The processing of primary transcripts ectopically expressed in S2 cells under the control of the actin 5C promoter was analyzed by Northern blot using probes designed against both arms of the predicted hairpins. In 16 cases, mature sequences could be detected (column 6, Y), five of which were present in untransfected S2 cells. For the remaining predictions, no processing was observed (column 6, N). In most cases, small RNAs corresponding to the probed sequences could also be detected in published small RNA libraries (13/16). Six miRNAs either not assayed (colum 5, n.a.) or not detected by Northern blot could be validated, too. No matching sequences were found in the libraries for locus7, locus25 and manual3, which can be detected as endogenous transcripts (column 6, endogenous) by Northern blot.While this experimental analysis was nearing completion, high-throughput sequencing data was published for small RNA libraries cloned from ten different samples, including the major developmental stages of Drosophila melanogaster development [12] [GEO:GSE7448]. This allowed us to compare our experimental data with an independent unbiased global expression analysis. We mapped these small RNAs to the non-repetitive part of the Drosophila genome and used RNAfold [40] to screen for sequenced RNAs falling into regions predicted to fold into an extended hairpin structure. This way, 53 novel miRNA loci were identified. 19 of these corresponded to one of our 56 microRNA predictions (Table 1). 13 of these were miRNAs independently validated by our Northern blot analysis. In each case small RNA sequences mapped only to a single strand, corresponding to the previously identified direction of transcription. In agreement with the stepwise processing of pre-miRNA precursors, 21–25 long oligonucleotides often originated from both arms of the hairpin, albeit at different frequencies: the mature miRNA outnumbers its cognate miRNA* sequence with a ratio up to 1713:3 (locus12, Figure 3A).
Figure 3
Examples of small RNA sequences mapping to predicted miRNA loci.
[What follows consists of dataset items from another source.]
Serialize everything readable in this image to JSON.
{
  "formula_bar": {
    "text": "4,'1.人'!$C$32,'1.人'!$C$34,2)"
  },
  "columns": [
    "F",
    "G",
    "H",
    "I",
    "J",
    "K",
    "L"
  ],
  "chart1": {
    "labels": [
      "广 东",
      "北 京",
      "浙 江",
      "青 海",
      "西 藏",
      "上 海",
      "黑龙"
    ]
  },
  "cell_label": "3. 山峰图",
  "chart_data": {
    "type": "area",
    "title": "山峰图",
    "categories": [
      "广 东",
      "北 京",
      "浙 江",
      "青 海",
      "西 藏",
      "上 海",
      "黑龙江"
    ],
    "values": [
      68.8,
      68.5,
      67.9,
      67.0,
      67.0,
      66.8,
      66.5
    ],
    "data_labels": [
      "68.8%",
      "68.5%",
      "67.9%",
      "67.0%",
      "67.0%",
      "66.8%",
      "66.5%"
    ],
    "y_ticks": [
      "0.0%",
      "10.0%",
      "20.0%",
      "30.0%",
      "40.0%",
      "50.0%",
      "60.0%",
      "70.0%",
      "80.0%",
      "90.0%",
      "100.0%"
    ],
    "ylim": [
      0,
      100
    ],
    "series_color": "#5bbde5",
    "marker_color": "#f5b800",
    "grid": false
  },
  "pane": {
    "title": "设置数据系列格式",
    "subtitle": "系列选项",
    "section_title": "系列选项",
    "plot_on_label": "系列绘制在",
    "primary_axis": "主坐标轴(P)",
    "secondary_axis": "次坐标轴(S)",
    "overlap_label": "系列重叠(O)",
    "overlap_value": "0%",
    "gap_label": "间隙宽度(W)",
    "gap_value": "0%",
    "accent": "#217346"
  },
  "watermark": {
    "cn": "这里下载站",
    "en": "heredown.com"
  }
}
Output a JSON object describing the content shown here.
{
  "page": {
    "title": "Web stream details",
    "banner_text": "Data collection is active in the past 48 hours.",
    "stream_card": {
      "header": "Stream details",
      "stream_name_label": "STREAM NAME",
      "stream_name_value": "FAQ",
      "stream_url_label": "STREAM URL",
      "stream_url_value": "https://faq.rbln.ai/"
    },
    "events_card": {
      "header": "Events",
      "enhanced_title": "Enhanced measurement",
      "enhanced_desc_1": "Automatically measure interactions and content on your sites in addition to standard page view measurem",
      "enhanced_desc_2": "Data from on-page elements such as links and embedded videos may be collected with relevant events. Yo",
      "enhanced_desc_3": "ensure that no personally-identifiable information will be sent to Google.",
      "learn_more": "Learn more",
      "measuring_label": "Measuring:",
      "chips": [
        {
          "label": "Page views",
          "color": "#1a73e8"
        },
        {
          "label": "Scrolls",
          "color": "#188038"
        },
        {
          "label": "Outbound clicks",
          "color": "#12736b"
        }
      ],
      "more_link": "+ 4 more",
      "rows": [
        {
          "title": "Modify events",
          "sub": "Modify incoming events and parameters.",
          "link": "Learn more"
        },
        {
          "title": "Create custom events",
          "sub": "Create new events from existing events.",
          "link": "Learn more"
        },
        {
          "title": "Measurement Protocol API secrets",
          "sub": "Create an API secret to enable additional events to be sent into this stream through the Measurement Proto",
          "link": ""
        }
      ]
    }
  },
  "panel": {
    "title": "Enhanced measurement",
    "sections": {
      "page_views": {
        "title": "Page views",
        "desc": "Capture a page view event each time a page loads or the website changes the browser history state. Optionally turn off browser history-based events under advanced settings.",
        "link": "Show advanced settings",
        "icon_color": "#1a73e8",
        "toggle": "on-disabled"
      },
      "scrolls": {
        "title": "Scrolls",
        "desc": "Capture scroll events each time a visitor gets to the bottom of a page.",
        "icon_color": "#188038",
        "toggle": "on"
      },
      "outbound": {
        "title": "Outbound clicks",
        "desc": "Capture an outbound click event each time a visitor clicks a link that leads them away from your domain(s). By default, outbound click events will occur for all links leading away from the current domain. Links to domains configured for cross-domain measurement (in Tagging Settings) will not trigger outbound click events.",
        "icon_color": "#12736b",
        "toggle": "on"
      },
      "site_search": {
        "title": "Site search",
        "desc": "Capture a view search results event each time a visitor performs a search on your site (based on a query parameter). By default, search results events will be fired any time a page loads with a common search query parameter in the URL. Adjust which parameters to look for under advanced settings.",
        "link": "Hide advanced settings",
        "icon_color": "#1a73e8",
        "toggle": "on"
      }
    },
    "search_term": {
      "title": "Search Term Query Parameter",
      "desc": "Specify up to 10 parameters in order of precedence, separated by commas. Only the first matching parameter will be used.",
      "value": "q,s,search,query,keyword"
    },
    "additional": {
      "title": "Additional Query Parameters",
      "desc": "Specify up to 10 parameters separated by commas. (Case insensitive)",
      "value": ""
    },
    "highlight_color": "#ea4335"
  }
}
Small RNA sequences recovered by sequencing [12] were mapped to the predicted loci using Megablast. A) locus12 is transcribed from the ‘–’ strand and multiple overlapping sequences map to its coordinates. Numbers on the left indicate how often each sequence was identified in the small RNA libraries. The most abundant species (red box) most likely represents the mature miRNA. B) locus3 maps to the ‘+’ strand. Details for all predicted loci is available as supplemental data.
Examples of small RNA sequences mapping to predicted miRNA loci.
Small RNA sequences recovered by sequencing [12] were mapped to the predicted loci using Megablast. A) locus12 is transcribed from the ‘–’ strand and multiple overlapping sequences map to its coordinates. Numbers on the left indicate how often each sequence was identified in the small RNA libraries. The most abundant species (red box) most likely represents the mature miRNA. B) locus3 maps to the ‘+’ strand. Details for all predicted loci is available as supplemental data.We have used available sequence data from ten different anatomies or developmental stages to validate and complement our predictions, pushing the total number of annotated miRNAs to 146 - beyond the previous expectation of ∼120. Although there is considerable overlap between the prediction/validation and sequence data sets, comparing them showed that neither set is complete. 19/53 of the novel candidates (38.2%) were identified both computationally and by sequencing. In addition, the small RNA libraries provided evidence for 31 additional loci that we had not predicted. Three predicted miRNAs (locus26, locus7 and manual3) could be detected in untransfected S2 cells and in developing embryos by Northern blot analysis (Figure 4), but were not found in the sequencing data. Locus7 and manual3 are expressed strongly in early stages and decline in abundance toward the end of embryogenesis, whereas locus26 expression begins low and increases during mid- to late embryogenesis (Figure 4E–G). In aggregate, this illustrates that any single approach aimed at identifying miRNAs continues to underestimate the miRNA complement of the Drosophila melanogaster genome.
Figure 4
Northern blot validation of three miRNAs not found in small RNA libraries.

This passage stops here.